Memory loss is also known as or subsumes Anterograde amnesia, Retrograde amnesia, and Short-term memory loss. -ed.
In this article, the authors provide an overview of memory loss and its most common presentations in the clinical setting (mild cognitive impairment, Alzheimer disease, vascular dementia, dementia with Lewy bodies, Wernicke-Korsakoff syndrome, and chronic traumatic encephalopathy). Risk factors for mild cognitive impairment are reviewed, along with lifestyle changes that have been suggested to slow progression from mild cognitive impairment to dementia.

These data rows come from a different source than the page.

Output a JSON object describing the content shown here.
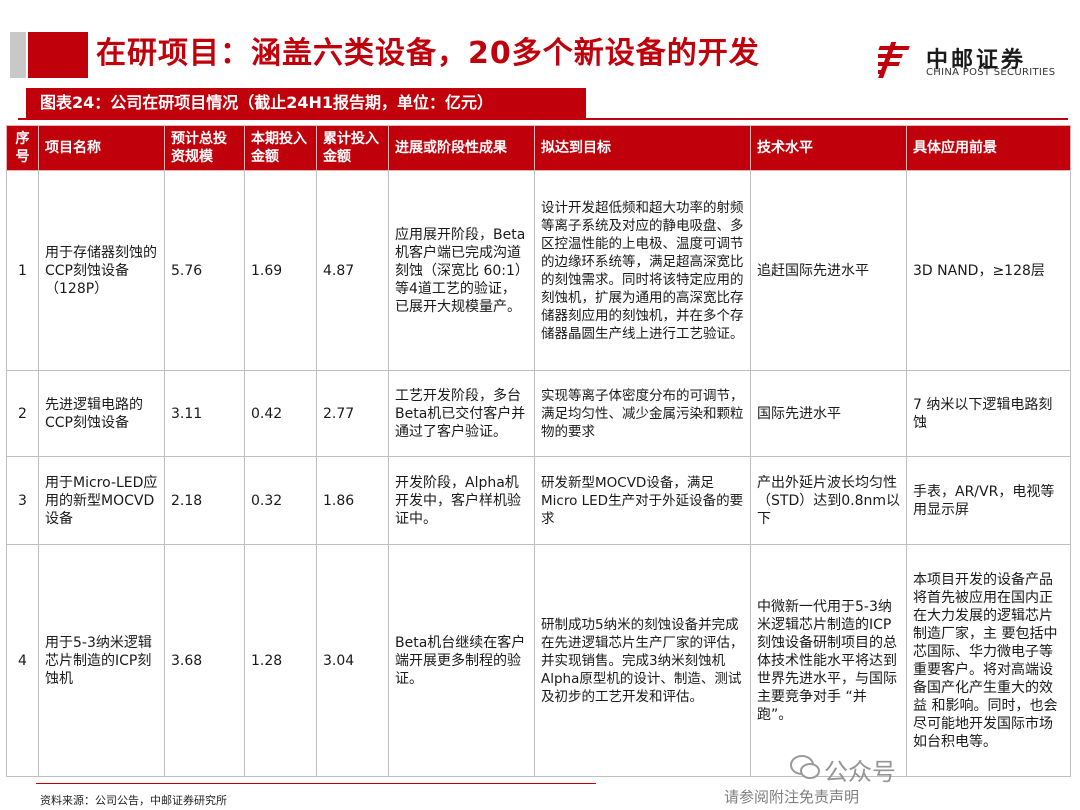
{
  "page": {
    "title": "在研项目：涵盖六类设备，20多个新设备的开发",
    "caption": "图表24：公司在研项目情况（截止24H1报告期，单位：亿元）"
  },
  "logo": {
    "cn": "中邮证券",
    "en": "CHINA POST SECURITIES"
  },
  "colors": {
    "accent": "#c0000b",
    "grey_bar": "#c8c8c8"
  },
  "table": {
    "headers": [
      "序号",
      "项目名称",
      "预计总投资规模",
      "本期投入金额",
      "累计投入金额",
      "进展或阶段性成果",
      "拟达到目标",
      "技术水平",
      "具体应用前景"
    ],
    "rows": [
      [
        "1",
        "用于存储器刻蚀的CCP刻蚀设备（128P）",
        "5.76",
        "1.69",
        "4.87",
        "应用展开阶段，Beta机客户端已完成沟道刻蚀（深宽比 60:1）等4道工艺的验证，已展开大规模量产。",
        "设计开发超低频和超大功率的射频等离子系统及对应的静电吸盘、多区控温性能的上电极、温度可调节的边缘环系统等，满足超高深宽比的刻蚀需求。同时将该特定应用的刻蚀机，扩展为通用的高深宽比存储器刻应用的刻蚀机，并在多个存储器晶圆生产线上进行工艺验证。",
        "追赶国际先进水平",
        "3D NAND，≥128层"
      ],
      [
        "2",
        "先进逻辑电路的CCP刻蚀设备",
        "3.11",
        "0.42",
        "2.77",
        "工艺开发阶段，多台Beta机已交付客户并通过了客户验证。",
        "实现等离子体密度分布的可调节，满足均匀性、减少金属污染和颗粒物的要求",
        "国际先进水平",
        "7 纳米以下逻辑电路刻蚀"
      ],
      [
        "3",
        "用于Micro-LED应用的新型MOCVD设备",
        "2.18",
        "0.32",
        "1.86",
        "开发阶段，Alpha机开发中，客户样机验证中。",
        "研发新型MOCVD设备，满足Micro LED生产对于外延设备的要求",
        "产出外延片波长均匀性 （STD）达到0.8nm以下",
        "手表，AR/VR，电视等用显示屏"
      ],
      [
        "4",
        "用于5-3纳米逻辑芯片制造的ICP刻蚀机",
        "3.68",
        "1.28",
        "3.04",
        "Beta机台继续在客户端开展更多制程的验证。",
        "研制成功5纳米的刻蚀设备并完成在先进逻辑芯片生产厂家的评估，并实现销售。完成3纳米刻蚀机Alpha原型机的设计、制造、测试及初步的工艺开发和评估。",
        "中微新一代用于5-3纳米逻辑芯片制造的ICP刻蚀设备研制项目的总体技术性能水平将达到世界先进水平，与国际主要竞争对手 “并跑”。",
        "本项目开发的设备产品将首先被应用在国内正在大力发展的逻辑芯片制造厂家，主 要包括中芯国际、华力微电子等重要客户。将对高端设备国产化产生重大的效益 和影响。同时，也会尽可能地开发国际市场如台积电等。"
      ]
    ]
  },
  "footer": {
    "source": "资料来源：公司公告，中邮证券研究所",
    "disclaimer": "请参阅附注免责声明",
    "watermark": "公众号"
  }
}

Several drugs with anticholinergic activity can cause reversible memory loss in younger subjects, but in older patients these drugs can produce what looks like a dementing illness. For this reason, tricyclic antidepressants, first-generation antihistamines, and bladder antimuscarinic drugs should be avoided in those who are over 65.
Chronic traumatic encephalopathy causes early memory loss in boxers, football players, and war veterans. The neurofibrillary tangles and extracellular plaques in the brains of these patients at autopsy are similar to those seen in the brains of Alzheimer disease patients. Significantly more changes in subcortical white matter are seen in cognitively impaired retired football players compared to age-matched controls.
There is a link between physical activity and cognitive dysfunction in Alzheimer disease, especially when regular physical activity is employed early in the disease process. Experiments in animal models of Alzheimer disease have shown that physical activity improves spatial learning and reduces brain levels of markers of oxidative stress.
Aggressive treatment of vascular risk factors in patients with Alzheimer disease without cerebrovascular disease has been shown to significantly slow cognitive decline for at least 2 years.